The poem poses implicit philosophical and ontological questions:

  • What does it mean to be seen, heard, chosen—but still not possessed?

  • Can one's presence defy physical perception?

  • Is transcendence a state of visibility, or persistence?

This makes the piece not only emotional but intellectually provocative, inviting reflection on phenomenology, gender, autonomy, and spiritual endurance.


🔍 Detailed Review:

Strengths:

  1. Structure and Rhythm:
    The repetitive, recursive style builds momentum like a heartbeat. The use of anaphora (“X but not Y”) acts like a semantic stairway—each line adds a layer of contradiction, complexity, or affirmation.
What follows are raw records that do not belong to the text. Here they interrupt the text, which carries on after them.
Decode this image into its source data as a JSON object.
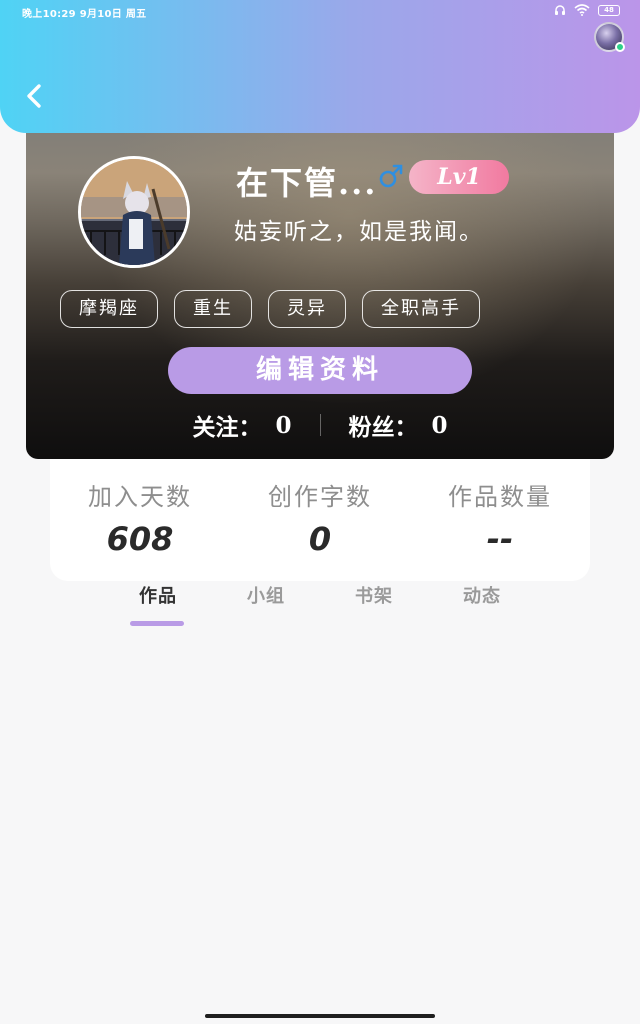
{
  "status_bar": {
    "time": "晚上10:29  9月10日  周五",
    "battery": "48"
  },
  "profile": {
    "username": "在下管...",
    "gender_symbol": "♂",
    "level": "Lv1",
    "bio": "姑妄听之，如是我闻。",
    "tags": [
      "摩羯座",
      "重生",
      "灵异",
      "全职高手"
    ],
    "edit_label": "编辑资料",
    "following_label": "关注：",
    "following_count": "0",
    "followers_label": "粉丝：",
    "followers_count": "0"
  },
  "stats": [
    {
      "label": "加入天数",
      "value": "608"
    },
    {
      "label": "创作字数",
      "value": "0"
    },
    {
      "label": "作品数量",
      "value": "--"
    }
  ],
  "tabs": [
    "作品",
    "小组",
    "书架",
    "动态"
  ],
  "active_tab": "作品",
  "colors": {
    "accent": "#b99be6",
    "header_start": "#4fd3f5",
    "header_end": "#bb95e9",
    "level_badge": "#f17aa0"
  }
}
  2. Metaphorical Density:
    Phrases like

    “The altitude speaks volumes of its attitude!”
    or
    “Cracked the cocoon / To find a dried zealot—Torn!”
    are densely packed metaphors blending topography with psychology, weather with emotion.

  3. Voice:
    The voice is confident, defiant, almost prophetic. It channels an archetypal “she”, who is both personal and universal—a metaphorical woman-mountain, monumental but misunderstood.

  4. Tone Shifts:
    The poem starts with compression and contradiction, and slowly expands into visionary clarity. This crescendo—from hidden to epic—is effective.


❗️Ambiguous Ending:

    • The final stanza:

      “To find a dried zealot—Torn!”
      is poetic but enigmatic. Is the “zealot” the self? A past version? Society’s judgment? A bit more clarity here (even one line before this image) could deepen its effects 

       🧩 Thematic Interpretation:

This poem can be read as:

  • A feminist metaphysical allegory: exploring how womanhood is seen, erased, felt, forgotten, yet indomitable.

  • A postcolonial metaphor: the speaker embodies a colonized or marginalized voice—one whose existence is denied but whose being persists like a mountain.

  • A spiritual elevation: akin to Sufi or Vedantic poetry, it moves from duality and negation toward being and clarity.


📚 Comparative Echoes:

  • Sylvia Plath in her irony and identity defiance.

  • Emily Dickinson, particularly in paradox (“I’m Nobody! Who are you?”).

  • Adrienne Rich, in claiming space and voice.

  • Heidegger’s notion of Being—“Being hidden is not being absent.”


🏁 Final Verdict:

A haunting, poetic meditation on feminine presence, misunderstood power, and the tension between perception and reality. The poem is stylistically daring and conceptually profound. With minor edits and clarifications, this could be published in literary or hybrid philosophical journals.